I conclude that a warrant authorizing the search and seizure of "all" patient and business files without limitations on the nature of the records or the period of time amounts in this case to the government's wholesale rummaging through documents prohibited by the fourth amendment.

NOTES

[*] The majority opinion relies primarily on three cases to support its rule of law that when all business records are relevant to a particular crime, all the records of a business (whether it be a legitimate business or not) may be seized. None is analogous to the instant case.

United States v. Santarelli, 778 F.2d 609, 615 (11th Cir. 1985), involved a loansharking business, that included the use of fire-arms and violence to enforce repayment of loans. The affidavit was based on information from one of the borrowers detailing a series of loans he had taken with the defendant, from other FBI agents, and from a taped telephone conversation between the borrower and the defendant. The court upheld the search warrant because the affidavit showed probable cause to believe that the documents were part of an illicit extortionate credit operation.

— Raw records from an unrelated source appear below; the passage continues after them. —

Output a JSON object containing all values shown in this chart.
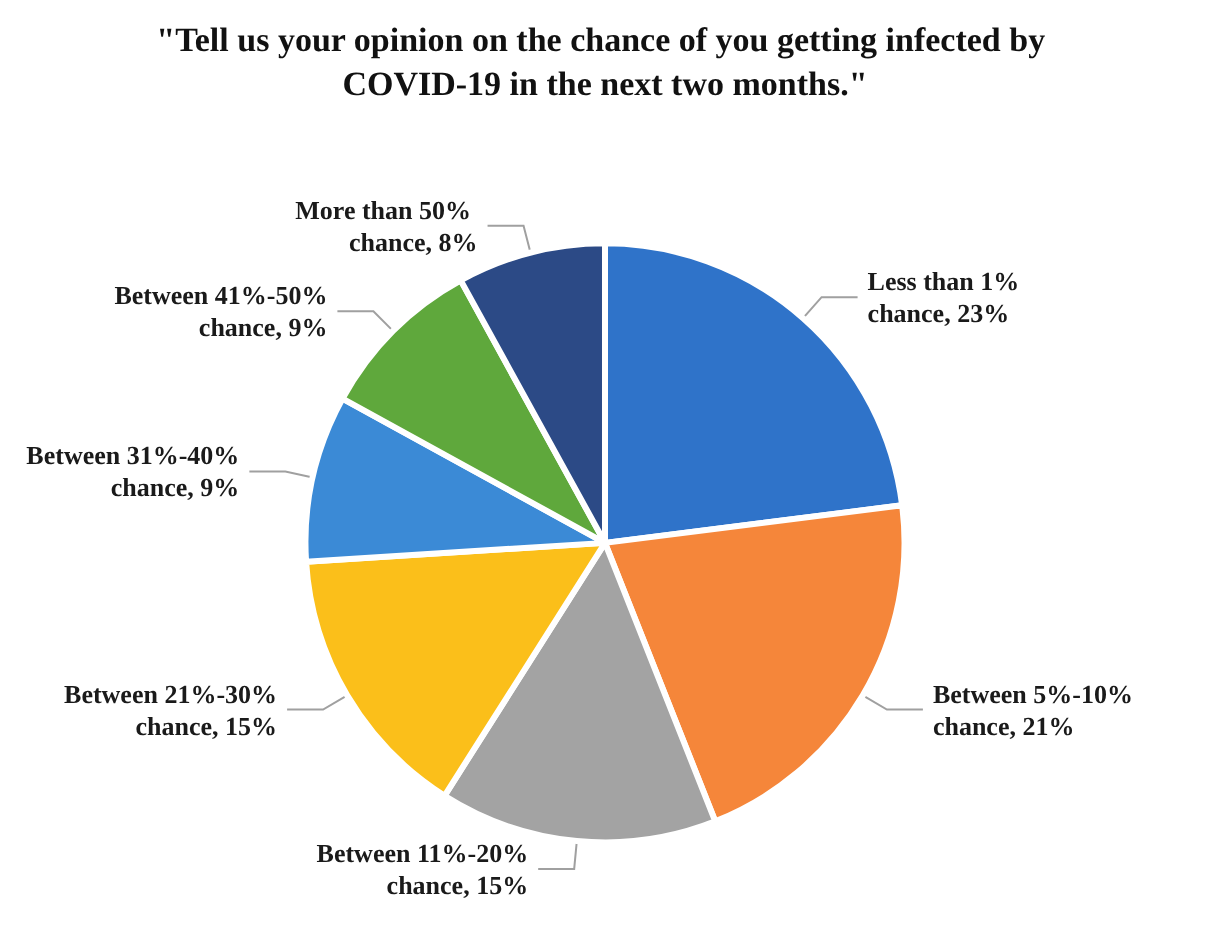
{
  "chart_data": {
    "type": "pie",
    "title": "\"Tell us your opinion on the chance of you getting infected by COVID-19 in the next two months.\"",
    "categories": [
      "Less than 1% chance",
      "Between 5%-10% chance",
      "Between 11%-20% chance",
      "Between 21%-30% chance",
      "Between 31%-40% chance",
      "Between 41%-50% chance",
      "More than 50% chance"
    ],
    "values": [
      23,
      21,
      15,
      15,
      9,
      9,
      8
    ],
    "value_labels": [
      "23%",
      "21%",
      "15%",
      "15%",
      "9%",
      "9%",
      "8%"
    ],
    "colors": [
      "#2f73c9",
      "#f5863a",
      "#a3a3a3",
      "#fbbf1a",
      "#3b8ad6",
      "#5fa83c",
      "#2c4a86"
    ],
    "legend": false
  }
}
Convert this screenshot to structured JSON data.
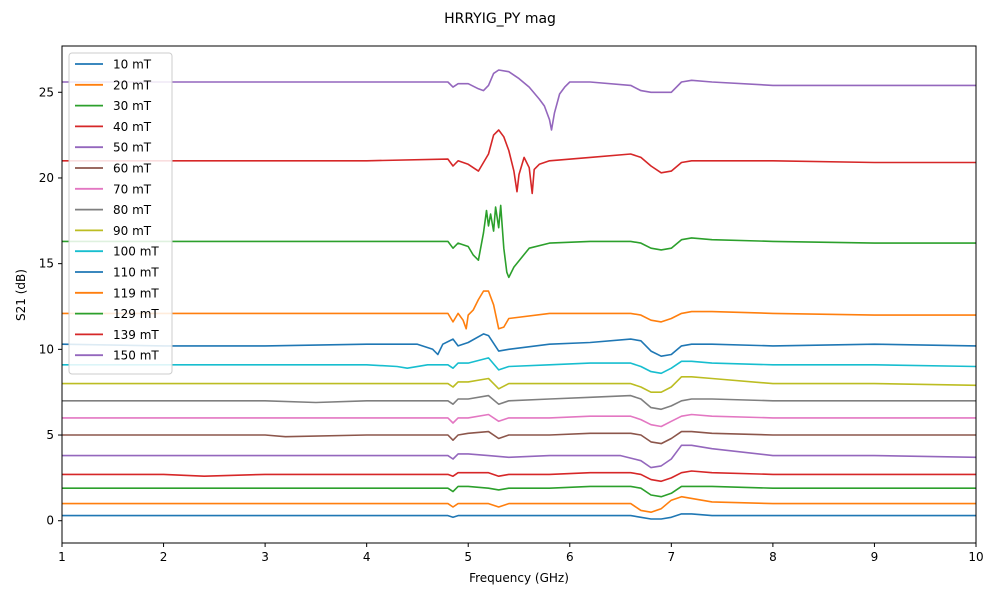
{
  "chart_data": {
    "type": "line",
    "title": "HRRYIG_PY mag",
    "xlabel": "Frequency (GHz)",
    "ylabel": "S21 (dB)",
    "xlim": [
      1,
      10
    ],
    "ylim": [
      -1.3,
      27.7
    ],
    "xticks": [
      1,
      2,
      3,
      4,
      5,
      6,
      7,
      8,
      9,
      10
    ],
    "yticks": [
      0,
      5,
      10,
      15,
      20,
      25
    ],
    "grid": false,
    "legend_position": "top-left",
    "series": [
      {
        "name": "10 mT",
        "color": "#1f77b4",
        "x": [
          1,
          2,
          3,
          4,
          4.8,
          4.85,
          4.9,
          5.0,
          5.2,
          5.4,
          5.8,
          6.2,
          6.6,
          6.7,
          6.8,
          6.9,
          7.0,
          7.1,
          7.2,
          7.4,
          8,
          9,
          10
        ],
        "y": [
          0.3,
          0.3,
          0.3,
          0.3,
          0.3,
          0.2,
          0.3,
          0.3,
          0.3,
          0.3,
          0.3,
          0.3,
          0.3,
          0.2,
          0.1,
          0.1,
          0.2,
          0.4,
          0.4,
          0.3,
          0.3,
          0.3,
          0.3
        ]
      },
      {
        "name": "20 mT",
        "color": "#ff7f0e",
        "x": [
          1,
          2,
          3,
          4,
          4.8,
          4.85,
          4.9,
          5.0,
          5.2,
          5.3,
          5.4,
          5.8,
          6.2,
          6.6,
          6.7,
          6.8,
          6.9,
          7.0,
          7.1,
          7.2,
          7.4,
          8,
          9,
          10
        ],
        "y": [
          1.0,
          1.0,
          1.0,
          1.0,
          1.0,
          0.8,
          1.0,
          1.0,
          1.0,
          0.8,
          1.0,
          1.0,
          1.0,
          1.0,
          0.6,
          0.5,
          0.7,
          1.2,
          1.4,
          1.3,
          1.1,
          1.0,
          1.0,
          1.0
        ]
      },
      {
        "name": "30 mT",
        "color": "#2ca02c",
        "x": [
          1,
          2,
          3,
          4,
          4.8,
          4.85,
          4.9,
          5.0,
          5.2,
          5.3,
          5.4,
          5.8,
          6.2,
          6.6,
          6.7,
          6.8,
          6.9,
          7.0,
          7.1,
          7.2,
          7.4,
          8,
          9,
          10
        ],
        "y": [
          1.9,
          1.9,
          1.9,
          1.9,
          1.9,
          1.7,
          2.0,
          2.0,
          1.9,
          1.8,
          1.9,
          1.9,
          2.0,
          2.0,
          1.9,
          1.5,
          1.4,
          1.6,
          2.0,
          2.0,
          2.0,
          1.9,
          1.9,
          1.9
        ]
      },
      {
        "name": "40 mT",
        "color": "#d62728",
        "x": [
          1,
          2,
          2.4,
          3,
          4,
          4.8,
          4.85,
          4.9,
          5.0,
          5.2,
          5.3,
          5.4,
          5.8,
          6.2,
          6.6,
          6.7,
          6.8,
          6.9,
          7.0,
          7.1,
          7.2,
          7.4,
          8,
          9,
          10
        ],
        "y": [
          2.7,
          2.7,
          2.6,
          2.7,
          2.7,
          2.7,
          2.6,
          2.8,
          2.8,
          2.8,
          2.6,
          2.7,
          2.7,
          2.8,
          2.8,
          2.7,
          2.4,
          2.3,
          2.5,
          2.8,
          2.9,
          2.8,
          2.7,
          2.7,
          2.7
        ]
      },
      {
        "name": "50 mT",
        "color": "#9467bd",
        "x": [
          1,
          2,
          3,
          4,
          4.8,
          4.85,
          4.9,
          5.0,
          5.2,
          5.4,
          5.8,
          6.2,
          6.5,
          6.7,
          6.8,
          6.9,
          7.0,
          7.1,
          7.2,
          7.4,
          8,
          9,
          10
        ],
        "y": [
          3.8,
          3.8,
          3.8,
          3.8,
          3.8,
          3.6,
          3.9,
          3.9,
          3.8,
          3.7,
          3.8,
          3.8,
          3.8,
          3.5,
          3.1,
          3.2,
          3.6,
          4.4,
          4.4,
          4.2,
          3.8,
          3.8,
          3.7
        ]
      },
      {
        "name": "60 mT",
        "color": "#8c564b",
        "x": [
          1,
          2,
          3,
          3.2,
          4,
          4.8,
          4.85,
          4.9,
          5.0,
          5.2,
          5.3,
          5.4,
          5.8,
          6.2,
          6.6,
          6.7,
          6.8,
          6.9,
          7.0,
          7.1,
          7.2,
          7.4,
          8,
          9,
          10
        ],
        "y": [
          5.0,
          5.0,
          5.0,
          4.9,
          5.0,
          5.0,
          4.7,
          5.0,
          5.1,
          5.2,
          4.8,
          5.0,
          5.0,
          5.1,
          5.1,
          5.0,
          4.6,
          4.5,
          4.8,
          5.2,
          5.2,
          5.1,
          5.0,
          5.0,
          5.0
        ]
      },
      {
        "name": "70 mT",
        "color": "#e377c2",
        "x": [
          1,
          2,
          3,
          4,
          4.8,
          4.85,
          4.9,
          5.0,
          5.2,
          5.3,
          5.4,
          5.8,
          6.2,
          6.6,
          6.7,
          6.8,
          6.9,
          7.0,
          7.1,
          7.2,
          7.4,
          8,
          9,
          10
        ],
        "y": [
          6.0,
          6.0,
          6.0,
          6.0,
          6.0,
          5.7,
          6.0,
          6.0,
          6.2,
          5.8,
          6.0,
          6.0,
          6.1,
          6.1,
          5.9,
          5.6,
          5.5,
          5.8,
          6.1,
          6.2,
          6.1,
          6.0,
          6.0,
          6.0
        ]
      },
      {
        "name": "80 mT",
        "color": "#7f7f7f",
        "x": [
          1,
          2,
          3,
          3.5,
          4,
          4.8,
          4.85,
          4.9,
          5.0,
          5.2,
          5.3,
          5.4,
          5.8,
          6.2,
          6.6,
          6.7,
          6.8,
          6.9,
          7.0,
          7.1,
          7.2,
          7.4,
          8,
          9,
          10
        ],
        "y": [
          7.0,
          7.0,
          7.0,
          6.9,
          7.0,
          7.0,
          6.8,
          7.1,
          7.1,
          7.3,
          6.8,
          7.0,
          7.1,
          7.2,
          7.3,
          7.1,
          6.6,
          6.5,
          6.7,
          7.0,
          7.1,
          7.1,
          7.0,
          7.0,
          7.0
        ]
      },
      {
        "name": "90 mT",
        "color": "#bcbd22",
        "x": [
          1,
          2,
          3,
          4,
          4.8,
          4.85,
          4.9,
          5.0,
          5.2,
          5.3,
          5.4,
          5.8,
          6.2,
          6.6,
          6.7,
          6.8,
          6.9,
          7.0,
          7.1,
          7.2,
          7.4,
          8,
          9,
          10
        ],
        "y": [
          8.0,
          8.0,
          8.0,
          8.0,
          8.0,
          7.8,
          8.1,
          8.1,
          8.3,
          7.7,
          8.0,
          8.0,
          8.0,
          8.0,
          7.8,
          7.5,
          7.5,
          7.8,
          8.4,
          8.4,
          8.3,
          8.0,
          8.0,
          7.9
        ]
      },
      {
        "name": "100 mT",
        "color": "#17becf",
        "x": [
          1,
          2,
          3,
          4,
          4.3,
          4.4,
          4.6,
          4.8,
          4.85,
          4.9,
          5.0,
          5.2,
          5.3,
          5.4,
          5.8,
          6.2,
          6.6,
          6.7,
          6.8,
          6.9,
          7.0,
          7.1,
          7.2,
          7.4,
          8,
          9,
          10
        ],
        "y": [
          9.1,
          9.1,
          9.1,
          9.1,
          9.0,
          8.9,
          9.1,
          9.1,
          8.9,
          9.2,
          9.2,
          9.5,
          8.8,
          9.0,
          9.1,
          9.2,
          9.2,
          9.0,
          8.7,
          8.6,
          8.9,
          9.3,
          9.3,
          9.2,
          9.1,
          9.1,
          9.0
        ]
      },
      {
        "name": "110 mT",
        "color": "#1f77b4",
        "x": [
          1,
          2,
          3,
          4,
          4.5,
          4.65,
          4.7,
          4.75,
          4.85,
          4.9,
          5.0,
          5.15,
          5.2,
          5.3,
          5.4,
          5.8,
          6.2,
          6.6,
          6.7,
          6.8,
          6.9,
          7.0,
          7.1,
          7.2,
          7.4,
          8,
          9,
          10
        ],
        "y": [
          10.3,
          10.2,
          10.2,
          10.3,
          10.3,
          10.0,
          9.7,
          10.3,
          10.6,
          10.2,
          10.4,
          10.9,
          10.8,
          9.9,
          10.0,
          10.3,
          10.4,
          10.6,
          10.5,
          9.9,
          9.6,
          9.7,
          10.2,
          10.3,
          10.3,
          10.2,
          10.3,
          10.2
        ]
      },
      {
        "name": "119 mT",
        "color": "#ff7f0e",
        "x": [
          1,
          2,
          3,
          4,
          4.8,
          4.85,
          4.9,
          4.95,
          4.98,
          5.0,
          5.05,
          5.1,
          5.15,
          5.2,
          5.25,
          5.3,
          5.35,
          5.4,
          5.8,
          6.2,
          6.6,
          6.7,
          6.8,
          6.9,
          7.0,
          7.1,
          7.2,
          7.4,
          8,
          9,
          10
        ],
        "y": [
          12.1,
          12.1,
          12.1,
          12.1,
          12.1,
          11.6,
          12.1,
          11.7,
          11.2,
          12.0,
          12.3,
          12.9,
          13.4,
          13.4,
          12.6,
          11.2,
          11.3,
          11.8,
          12.1,
          12.1,
          12.1,
          12.0,
          11.7,
          11.6,
          11.8,
          12.1,
          12.2,
          12.2,
          12.1,
          12.0,
          12.0
        ]
      },
      {
        "name": "129 mT",
        "color": "#2ca02c",
        "x": [
          1,
          2,
          3,
          4,
          4.8,
          4.85,
          4.9,
          5.0,
          5.05,
          5.1,
          5.15,
          5.18,
          5.2,
          5.22,
          5.25,
          5.27,
          5.3,
          5.32,
          5.35,
          5.38,
          5.4,
          5.45,
          5.6,
          5.8,
          6.2,
          6.6,
          6.7,
          6.8,
          6.9,
          7.0,
          7.1,
          7.2,
          7.4,
          8,
          9,
          10
        ],
        "y": [
          16.3,
          16.3,
          16.3,
          16.3,
          16.3,
          15.9,
          16.2,
          16.0,
          15.5,
          15.2,
          16.8,
          18.1,
          17.2,
          17.9,
          16.9,
          18.3,
          17.1,
          18.4,
          15.9,
          14.5,
          14.2,
          14.8,
          15.9,
          16.2,
          16.3,
          16.3,
          16.2,
          15.9,
          15.8,
          15.9,
          16.4,
          16.5,
          16.4,
          16.3,
          16.2,
          16.2
        ]
      },
      {
        "name": "139 mT",
        "color": "#d62728",
        "x": [
          1,
          2,
          3,
          4,
          4.8,
          4.85,
          4.9,
          5.0,
          5.1,
          5.2,
          5.25,
          5.3,
          5.35,
          5.4,
          5.45,
          5.48,
          5.5,
          5.55,
          5.6,
          5.63,
          5.65,
          5.7,
          5.8,
          6.2,
          6.6,
          6.7,
          6.8,
          6.9,
          7.0,
          7.1,
          7.2,
          7.4,
          8,
          9,
          10
        ],
        "y": [
          21.0,
          21.0,
          21.0,
          21.0,
          21.1,
          20.7,
          21.0,
          20.8,
          20.4,
          21.4,
          22.5,
          22.8,
          22.4,
          21.6,
          20.4,
          19.2,
          20.2,
          21.2,
          20.6,
          19.1,
          20.5,
          20.8,
          21.0,
          21.2,
          21.4,
          21.2,
          20.7,
          20.3,
          20.4,
          20.9,
          21.0,
          21.0,
          21.0,
          20.9,
          20.9
        ]
      },
      {
        "name": "150 mT",
        "color": "#9467bd",
        "x": [
          1,
          2,
          3,
          4,
          4.8,
          4.85,
          4.9,
          5.0,
          5.1,
          5.15,
          5.2,
          5.25,
          5.3,
          5.4,
          5.5,
          5.6,
          5.7,
          5.75,
          5.8,
          5.82,
          5.85,
          5.9,
          5.95,
          6.0,
          6.2,
          6.6,
          6.7,
          6.8,
          6.9,
          7.0,
          7.1,
          7.2,
          7.4,
          8,
          9,
          10
        ],
        "y": [
          25.6,
          25.6,
          25.6,
          25.6,
          25.6,
          25.3,
          25.5,
          25.5,
          25.2,
          25.1,
          25.4,
          26.1,
          26.3,
          26.2,
          25.8,
          25.3,
          24.6,
          24.2,
          23.4,
          22.8,
          23.8,
          24.9,
          25.3,
          25.6,
          25.6,
          25.4,
          25.1,
          25.0,
          25.0,
          25.0,
          25.6,
          25.7,
          25.6,
          25.4,
          25.4,
          25.4
        ]
      }
    ]
  }
}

In Williams v. Kunze, 806 F.2d 594, 598 (5th Cir. 1986), the Criminal Investigation Division of the Internal Revenue Service was conducting an investigation of several allegedly fraudulent tax shelter schemes organized and operated from the Caymen Islands by United States Tax Planning Services, Limited, and a licensee. After an extensive investigation of the licensee, including several visits by undercover agents posing as clients, an IRS investigator sought a search warrant. The application was supported by the IRS investigator's affidavit and the affidavit of a Special Agent, who had previously conducted a nationwide investigation of USTPS. The court upheld the search because the affidavits showed there was probable cause to believe the entire business was merely a scheme to defraud or that all the records of the business are likely to constitute evidence of tax evasion.

In United States v. Sawyer, 799 F.2d 1494 (11th Cir. 1986), cert. denied, 479 U.S. 1069 (1987), the court considered a "boiler room" sales operation. Affidavits submitted by the investigators described in detail twenty five customer transactions and repeated instances of misrepresentation or concealment of material facts and other fraudulent conduct in which the defendants engaged. The affidavits also identified a number of sales persons who engaged in deceptive sales techniques and enumerated many unauthorized transfers of customer funds to generated commissions. The court upheld the warrants, concluding that the affidavits showed widespread efforts to defraud customers through a variety of misleading disclosures and representations.